1) I could point out that covert activities can also provide important means of defending democratic will but I prefer to point out that we should not ban the usage of knife just because a knife can be a murder weapon.

2) I should point out that not all covert groups subvert democracy.
See argument (1)

3) Not all covert groups subvert intelligence.
See argument (1)

4) It is lucrative to think that open source materials are alone sufficient. Unfortunately, the reality is not such. Large organisations, specialised in such activites prove far more effective than small individual sources. Besides, individual sources may not be consistent and open to populist pressures.

5) I fail to see how would a strong democratic society, alone stand up to terrorism.

6) There is also an associated cost of operating overtly. Overt operations are vulnerable to the volatile reaction of the target.
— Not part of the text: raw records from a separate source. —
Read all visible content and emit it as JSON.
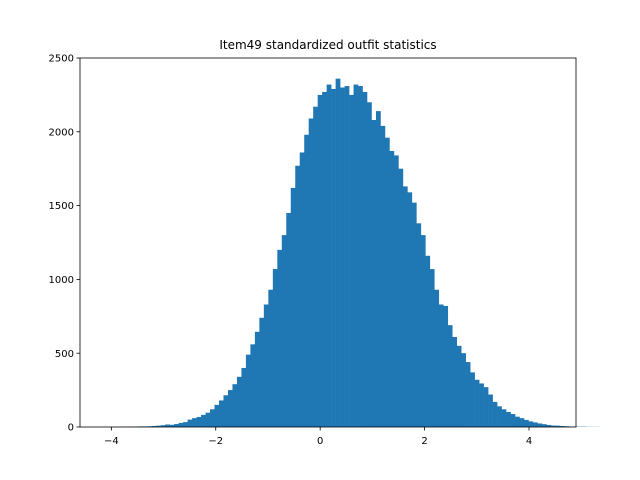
{
  "chart_data": {
    "type": "bar",
    "title": "Item49 standardized outfit statistics",
    "xlabel": "",
    "ylabel": "",
    "xlim": [
      -4.6,
      4.9
    ],
    "ylim": [
      0,
      2500
    ],
    "xticks": [
      -4,
      -2,
      0,
      2,
      4
    ],
    "xtick_labels": [
      "−4",
      "−2",
      "0",
      "2",
      "4"
    ],
    "yticks": [
      0,
      500,
      1000,
      1500,
      2000,
      2500
    ],
    "ytick_labels": [
      "0",
      "500",
      "1000",
      "1500",
      "2000",
      "2500"
    ],
    "grid": false,
    "bar_color": "#1f77b4",
    "bin_width": 0.0859,
    "bin_start": -4.171,
    "counts": [
      1,
      0,
      1,
      0,
      1,
      2,
      2,
      3,
      4,
      4,
      5,
      7,
      9,
      12,
      17,
      15,
      20,
      28,
      33,
      50,
      60,
      68,
      82,
      97,
      120,
      150,
      180,
      215,
      250,
      290,
      340,
      400,
      490,
      560,
      645,
      740,
      830,
      930,
      1070,
      1200,
      1300,
      1450,
      1620,
      1770,
      1860,
      1980,
      2090,
      2170,
      2250,
      2270,
      2320,
      2290,
      2360,
      2300,
      2310,
      2250,
      2320,
      2310,
      2270,
      2200,
      2080,
      2140,
      2040,
      1960,
      1870,
      1840,
      1750,
      1630,
      1590,
      1520,
      1380,
      1300,
      1160,
      1070,
      930,
      830,
      820,
      690,
      610,
      550,
      500,
      440,
      370,
      320,
      295,
      270,
      220,
      170,
      140,
      120,
      102,
      88,
      70,
      60,
      48,
      38,
      31,
      24,
      19,
      14,
      10,
      9,
      7,
      5,
      3,
      3,
      2,
      2,
      1,
      1,
      1
    ]
  }
}
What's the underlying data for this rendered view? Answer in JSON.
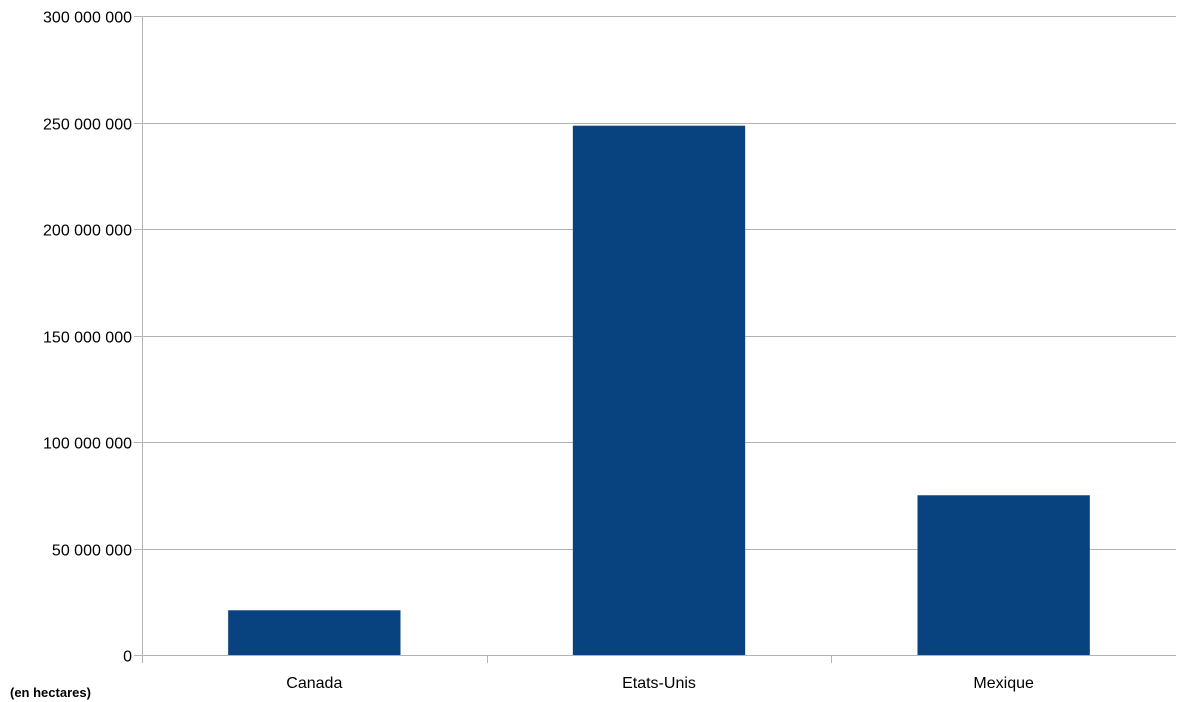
{
  "chart_data": {
    "type": "bar",
    "categories": [
      "Canada",
      "Etats-Unis",
      "Mexique"
    ],
    "values": [
      21000000,
      248500000,
      75000000
    ],
    "ylim": [
      0,
      300000000
    ],
    "yticks": [
      0,
      50000000,
      100000000,
      150000000,
      200000000,
      250000000,
      300000000
    ],
    "ytick_labels": [
      "0",
      "50 000 000",
      "100 000 000",
      "150 000 000",
      "200 000 000",
      "250 000 000",
      "300 000 000"
    ],
    "unit_note": "(en hectares)",
    "grid": true,
    "bar_color": "#08437f",
    "grid_color": "#b3b3b3",
    "axis_color": "#b3b3b3"
  }
}
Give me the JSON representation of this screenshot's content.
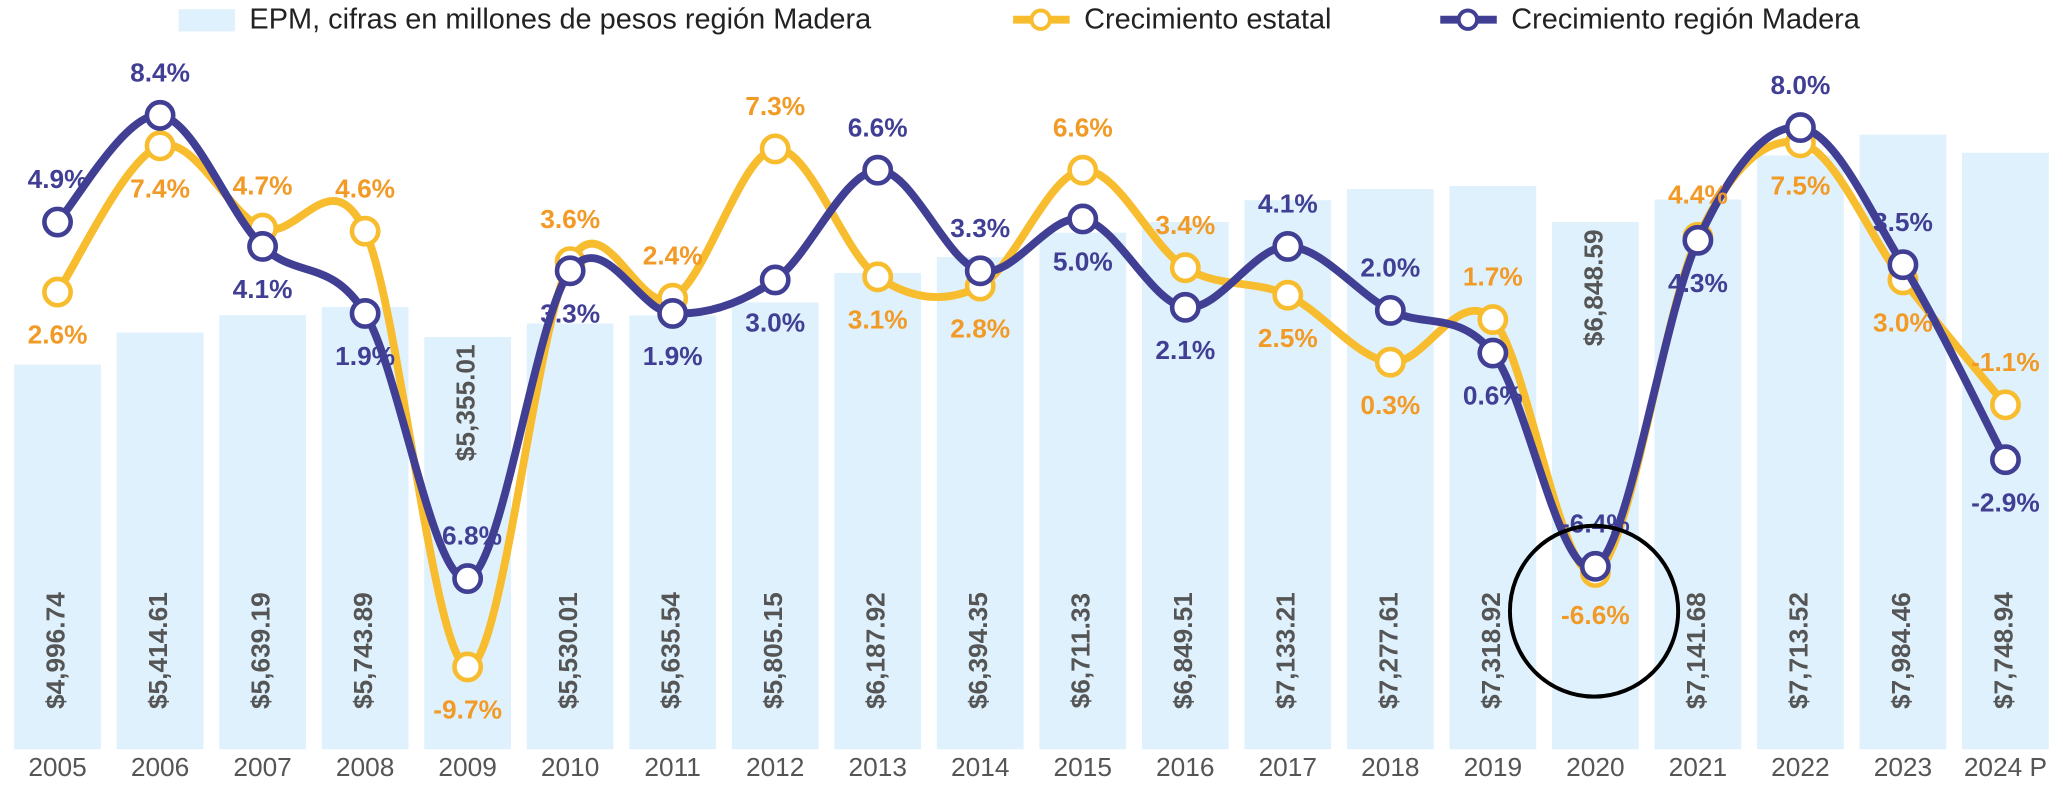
{
  "chart_data": {
    "type": "bar_line",
    "categories": [
      "2005",
      "2006",
      "2007",
      "2008",
      "2009",
      "2010",
      "2011",
      "2012",
      "2013",
      "2014",
      "2015",
      "2016",
      "2017",
      "2018",
      "2019",
      "2020",
      "2021",
      "2022",
      "2023",
      "2024 P"
    ],
    "ylim": [
      0,
      9700
    ],
    "y2lim": [
      -12.4,
      12.1
    ],
    "series": [
      {
        "name": "EPM, cifras en millones de pesos región Madera",
        "type": "bar",
        "color": "#dff1fc",
        "values": [
          4996.74,
          5414.61,
          5639.19,
          5743.89,
          5355.01,
          5530.01,
          5635.54,
          5805.15,
          6187.92,
          6394.35,
          6711.33,
          6849.51,
          7133.21,
          7277.61,
          7318.92,
          6848.59,
          7141.68,
          7713.52,
          7984.46,
          7748.94
        ],
        "value_labels": [
          "$4,996.74",
          "$5,414.61",
          "$5,639.19",
          "$5,743.89",
          "$5,355.01",
          "$5,530.01",
          "$5,635.54",
          "$5,805.15",
          "$6,187.92",
          "$6,394.35",
          "$6,711.33",
          "$6,849.51",
          "$7,133.21",
          "$7,277.61",
          "$7,318.92",
          "$6,848.59",
          "$7,141.68",
          "$7,713.52",
          "$7,984.46",
          "$7,748.94"
        ]
      },
      {
        "name": "Crecimiento estatal",
        "type": "line",
        "axis": "y2",
        "color": "#f8bd2e",
        "values": [
          2.6,
          7.4,
          4.7,
          4.6,
          -9.7,
          3.6,
          2.4,
          7.3,
          3.1,
          2.8,
          6.6,
          3.4,
          2.5,
          0.3,
          1.7,
          -6.6,
          4.4,
          7.5,
          3.0,
          -1.1
        ],
        "value_labels": [
          "2.6%",
          "7.4%",
          "4.7%",
          "4.6%",
          "-9.7%",
          "3.6%",
          "2.4%",
          "7.3%",
          "3.1%",
          "2.8%",
          "6.6%",
          "3.4%",
          "2.5%",
          "0.3%",
          "1.7%",
          "-6.6%",
          "4.4%",
          "7.5%",
          "3.0%",
          "-1.1%"
        ]
      },
      {
        "name": "Crecimiento región Madera",
        "type": "line",
        "axis": "y2",
        "color": "#413f94",
        "values": [
          4.9,
          8.4,
          4.1,
          1.9,
          -6.8,
          3.3,
          1.9,
          3.0,
          6.6,
          3.3,
          5.0,
          2.1,
          4.1,
          2.0,
          0.6,
          -6.4,
          4.3,
          8.0,
          3.5,
          -2.9
        ],
        "value_labels": [
          "4.9%",
          "8.4%",
          "4.1%",
          "1.9%",
          "-6.8%",
          "3.3%",
          "1.9%",
          "3.0%",
          "6.6%",
          "3.3%",
          "5.0%",
          "2.1%",
          "4.1%",
          "2.0%",
          "0.6%",
          "-6.4%",
          "4.3%",
          "8.0%",
          "3.5%",
          "-2.9%"
        ]
      }
    ]
  }
}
7) Your argument on the bureaucratic Inefficiencies is valid. However, this would fall under the argument of organisational theory, not intelligence activities per se

Karlo said...

Regarding point 2, what's your reaction to the CIA funding parties in other country's elections. I'm sure the practice is common. I know of one particular instance mentioned in a documentary that I watched on post-Noriega Panama. I'm against this practice and I'm sure that the American people (not to mention the people in the country targeted) would be overwhelmingly against this practice. Yet it seems to continue due to its covert nature-no one really knows what's going on. This example seems to provide incontrovertible proof that standard covert activities, at least in some cases, subvert democracy. In the end, I don't think other forms of covert intervention are all that different. I think at some point on this issue we need to decide as a people whether we want a non-representative form of government (plutocracy, dictatorship, or the like) or a representative democracy. If the former, we can simply trust our leader(s) to do the right thing. If the latter, we don't trust anyone the second they get beyond our field of vision.

fzian said...

Let's put it this way. First of all, I should note the typo in my earlier comment. Ignore the third bullet point.

As I have mentioned earlier, CIA does not represent all available intelligence agencies. It is ridiculous to generalise from the screw-ups of CIA alone.

Also note that CIA's successes itself are difficult to evaluate as failure would obviously attracts more attention than its successes (noting its covert nature).

Karlo said...

Couldn't the same be said of its screw ups?